Volví al cuarto. La señora Murdock jugaba nuevamente al solitario. Me acerqué y estudié las cartas.
—Sacó el as de trébol —comenté.
—Hice trampa —respondió ella, sin levantar la vista.
—Hay algo que deseaba preguntarle —dije—. Este asunto del doblón sigue oscuro, debido a un par de asesinatos que parecen carecer de sentido ahora que lo recuperó. Lo que quiero saber es si el Doblón Brasher de la familia tiene algo capaz de permitir que un experto, un hombre como Morningstar, pueda identificarlo.
Ella meditó, permaneciendo inmóvil, sin mirarme.
—Sí. Quizás haya algo. Las iniciales del orfebre, E. B., están sobre el ala izquierda del águila. Me contaron que generalmente están sobre el ala derecha. Ése es el único detalle que se me ocurre.
—Creo que eso puede bastar. Usted recuperó la moneda, ¿no es cierto? Quiero decir si eso no fue algo que inventó para que yo dejara de husmear.
—En este momento está en la sala donde guardo la colección —respondió, levantando rápidamente la vista y volviendo a bajarla—. Si puede encontrar a mi hijo, él se la mostrará.
—Bien, voy a despedirme. Por favor, haga guardar en una maleta las ropas de Merle y envíelas a mi departamento mañana por la mañana.
Su cabeza volvió a levantarse bruscamente.
—Joven, usted se muestra muy prepotente conmigo.
—Hágalas guardar en una maleta —repetí—. Ya no necesita a Merle… ahora que Vannier ha muerto.
Nuestras miradas se encontraron y permanecieron clavadas la una en la otra durante un largo rato. Una extraña sonrisa tiesa curvó las comisuras de sus labios. Luego su cabeza bajó y su mano derecha tomó la carta superior del mazo que tenía en la mano izquierda, la puso boca arriba y sus ojos la miraron, y finalmente la agregó a la pila de cartas no jugadas que tenía a un costado. En seguida dio vuelta a la carta siguiente, tranquilamente, con calma, con una mano tan firme como un poste de piedra bajo los efectos de una suave brisa.

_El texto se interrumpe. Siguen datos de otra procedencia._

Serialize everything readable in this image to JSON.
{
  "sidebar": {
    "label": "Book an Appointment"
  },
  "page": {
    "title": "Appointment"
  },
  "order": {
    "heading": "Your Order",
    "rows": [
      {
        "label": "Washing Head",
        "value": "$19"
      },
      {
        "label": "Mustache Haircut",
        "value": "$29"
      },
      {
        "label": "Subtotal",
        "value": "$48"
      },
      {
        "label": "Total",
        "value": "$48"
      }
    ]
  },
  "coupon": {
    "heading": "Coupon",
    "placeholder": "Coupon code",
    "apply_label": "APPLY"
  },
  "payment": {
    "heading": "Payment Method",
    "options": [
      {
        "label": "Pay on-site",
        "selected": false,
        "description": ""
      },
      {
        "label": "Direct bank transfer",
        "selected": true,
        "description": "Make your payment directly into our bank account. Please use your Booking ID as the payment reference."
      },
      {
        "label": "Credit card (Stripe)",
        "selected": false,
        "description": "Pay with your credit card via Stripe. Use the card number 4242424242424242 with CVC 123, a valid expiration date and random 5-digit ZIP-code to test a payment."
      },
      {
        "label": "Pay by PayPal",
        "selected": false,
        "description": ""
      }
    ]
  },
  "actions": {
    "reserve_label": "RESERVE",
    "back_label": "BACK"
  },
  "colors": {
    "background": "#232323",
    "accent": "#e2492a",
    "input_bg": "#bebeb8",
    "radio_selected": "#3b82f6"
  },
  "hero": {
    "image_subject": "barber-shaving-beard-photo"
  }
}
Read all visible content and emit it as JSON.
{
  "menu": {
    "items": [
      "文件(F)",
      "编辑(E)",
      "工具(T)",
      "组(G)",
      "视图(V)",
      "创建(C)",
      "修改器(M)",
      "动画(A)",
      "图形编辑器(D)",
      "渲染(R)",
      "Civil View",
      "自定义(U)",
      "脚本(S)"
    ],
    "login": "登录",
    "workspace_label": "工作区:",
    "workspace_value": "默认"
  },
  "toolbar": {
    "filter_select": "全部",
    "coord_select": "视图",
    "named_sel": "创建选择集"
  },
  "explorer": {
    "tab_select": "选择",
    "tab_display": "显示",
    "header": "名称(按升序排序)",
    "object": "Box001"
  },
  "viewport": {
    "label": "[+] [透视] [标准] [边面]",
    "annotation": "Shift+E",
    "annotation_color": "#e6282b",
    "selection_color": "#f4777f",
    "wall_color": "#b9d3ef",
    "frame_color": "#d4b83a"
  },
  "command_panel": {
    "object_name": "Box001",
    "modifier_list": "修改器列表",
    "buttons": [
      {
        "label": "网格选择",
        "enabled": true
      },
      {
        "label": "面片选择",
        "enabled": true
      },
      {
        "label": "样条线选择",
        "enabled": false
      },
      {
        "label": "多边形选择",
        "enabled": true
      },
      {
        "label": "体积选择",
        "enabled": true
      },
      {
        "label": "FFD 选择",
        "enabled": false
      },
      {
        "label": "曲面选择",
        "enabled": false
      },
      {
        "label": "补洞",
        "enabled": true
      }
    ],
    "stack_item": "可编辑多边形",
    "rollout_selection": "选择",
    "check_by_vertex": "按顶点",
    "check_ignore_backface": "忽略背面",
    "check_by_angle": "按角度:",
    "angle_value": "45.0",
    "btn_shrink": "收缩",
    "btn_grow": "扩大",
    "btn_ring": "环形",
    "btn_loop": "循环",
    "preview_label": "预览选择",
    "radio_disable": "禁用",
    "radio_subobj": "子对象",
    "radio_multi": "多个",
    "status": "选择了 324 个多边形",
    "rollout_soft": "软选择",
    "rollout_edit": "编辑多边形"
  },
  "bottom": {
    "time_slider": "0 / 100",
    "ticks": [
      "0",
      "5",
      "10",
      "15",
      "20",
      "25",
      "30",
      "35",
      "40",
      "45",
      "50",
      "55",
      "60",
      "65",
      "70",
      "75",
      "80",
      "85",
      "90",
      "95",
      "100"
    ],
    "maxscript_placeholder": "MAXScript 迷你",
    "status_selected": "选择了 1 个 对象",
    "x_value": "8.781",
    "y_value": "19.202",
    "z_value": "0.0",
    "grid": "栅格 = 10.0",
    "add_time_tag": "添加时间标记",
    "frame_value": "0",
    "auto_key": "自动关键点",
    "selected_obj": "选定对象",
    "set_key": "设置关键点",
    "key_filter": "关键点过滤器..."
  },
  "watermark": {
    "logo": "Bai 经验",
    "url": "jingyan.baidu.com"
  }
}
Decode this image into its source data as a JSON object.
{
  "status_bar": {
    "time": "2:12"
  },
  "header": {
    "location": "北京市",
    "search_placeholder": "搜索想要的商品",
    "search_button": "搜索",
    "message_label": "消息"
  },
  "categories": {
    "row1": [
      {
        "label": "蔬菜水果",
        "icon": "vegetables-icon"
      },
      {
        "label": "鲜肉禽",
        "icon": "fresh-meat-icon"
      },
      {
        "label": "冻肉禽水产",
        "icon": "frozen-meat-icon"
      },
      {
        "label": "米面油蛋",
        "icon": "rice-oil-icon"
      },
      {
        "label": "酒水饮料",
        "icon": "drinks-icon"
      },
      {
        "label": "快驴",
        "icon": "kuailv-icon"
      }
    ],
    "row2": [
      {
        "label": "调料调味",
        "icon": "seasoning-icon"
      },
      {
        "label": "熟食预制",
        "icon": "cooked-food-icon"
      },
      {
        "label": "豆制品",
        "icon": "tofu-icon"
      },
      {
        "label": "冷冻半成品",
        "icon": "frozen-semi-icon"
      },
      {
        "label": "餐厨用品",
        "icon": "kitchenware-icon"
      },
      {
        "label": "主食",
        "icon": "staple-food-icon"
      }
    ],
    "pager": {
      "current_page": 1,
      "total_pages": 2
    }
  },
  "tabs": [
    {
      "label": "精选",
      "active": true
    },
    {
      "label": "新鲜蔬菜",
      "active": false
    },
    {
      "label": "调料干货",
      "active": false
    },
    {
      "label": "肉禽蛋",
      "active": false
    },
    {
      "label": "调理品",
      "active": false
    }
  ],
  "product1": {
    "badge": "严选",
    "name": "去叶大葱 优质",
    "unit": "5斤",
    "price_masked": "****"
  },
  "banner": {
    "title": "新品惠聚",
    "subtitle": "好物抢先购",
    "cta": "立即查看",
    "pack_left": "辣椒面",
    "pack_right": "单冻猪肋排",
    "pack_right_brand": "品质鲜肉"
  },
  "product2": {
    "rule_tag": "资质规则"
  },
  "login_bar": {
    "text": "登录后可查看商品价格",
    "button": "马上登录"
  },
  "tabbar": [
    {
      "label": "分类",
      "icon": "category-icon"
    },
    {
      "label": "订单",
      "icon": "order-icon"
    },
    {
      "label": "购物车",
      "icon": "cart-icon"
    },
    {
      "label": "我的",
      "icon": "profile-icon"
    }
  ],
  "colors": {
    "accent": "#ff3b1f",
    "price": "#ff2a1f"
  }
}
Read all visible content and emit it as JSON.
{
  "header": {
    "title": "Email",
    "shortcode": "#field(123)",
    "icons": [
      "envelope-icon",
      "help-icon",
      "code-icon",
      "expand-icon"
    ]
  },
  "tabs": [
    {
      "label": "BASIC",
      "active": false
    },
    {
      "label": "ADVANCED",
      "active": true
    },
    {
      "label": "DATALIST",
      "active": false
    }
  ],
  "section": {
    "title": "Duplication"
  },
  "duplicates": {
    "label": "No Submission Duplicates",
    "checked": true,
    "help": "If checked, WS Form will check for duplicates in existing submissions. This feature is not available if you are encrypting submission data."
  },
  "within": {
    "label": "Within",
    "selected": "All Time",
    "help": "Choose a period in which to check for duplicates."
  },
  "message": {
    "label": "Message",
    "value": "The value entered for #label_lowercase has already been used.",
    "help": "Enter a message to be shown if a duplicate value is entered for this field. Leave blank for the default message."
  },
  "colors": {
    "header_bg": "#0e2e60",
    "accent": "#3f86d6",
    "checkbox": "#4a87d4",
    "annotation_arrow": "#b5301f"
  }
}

Atravesé el cuarto y salí. Cerré la puerta suavemente, recorrí el pasillo, bajé por la escalera, crucé el corredor de la planta baja, pasé frente al solárium y a la pequeña oficina de Merle y entré en la sala fuera de uso y de atmósfera pesada, que me hacía sentir como un cuerpo embalsamado con sólo estar en ella.
Las puertas vidrieras del fondo se abrieron, y Leslie Murdock entró y se detuvo, mirándome.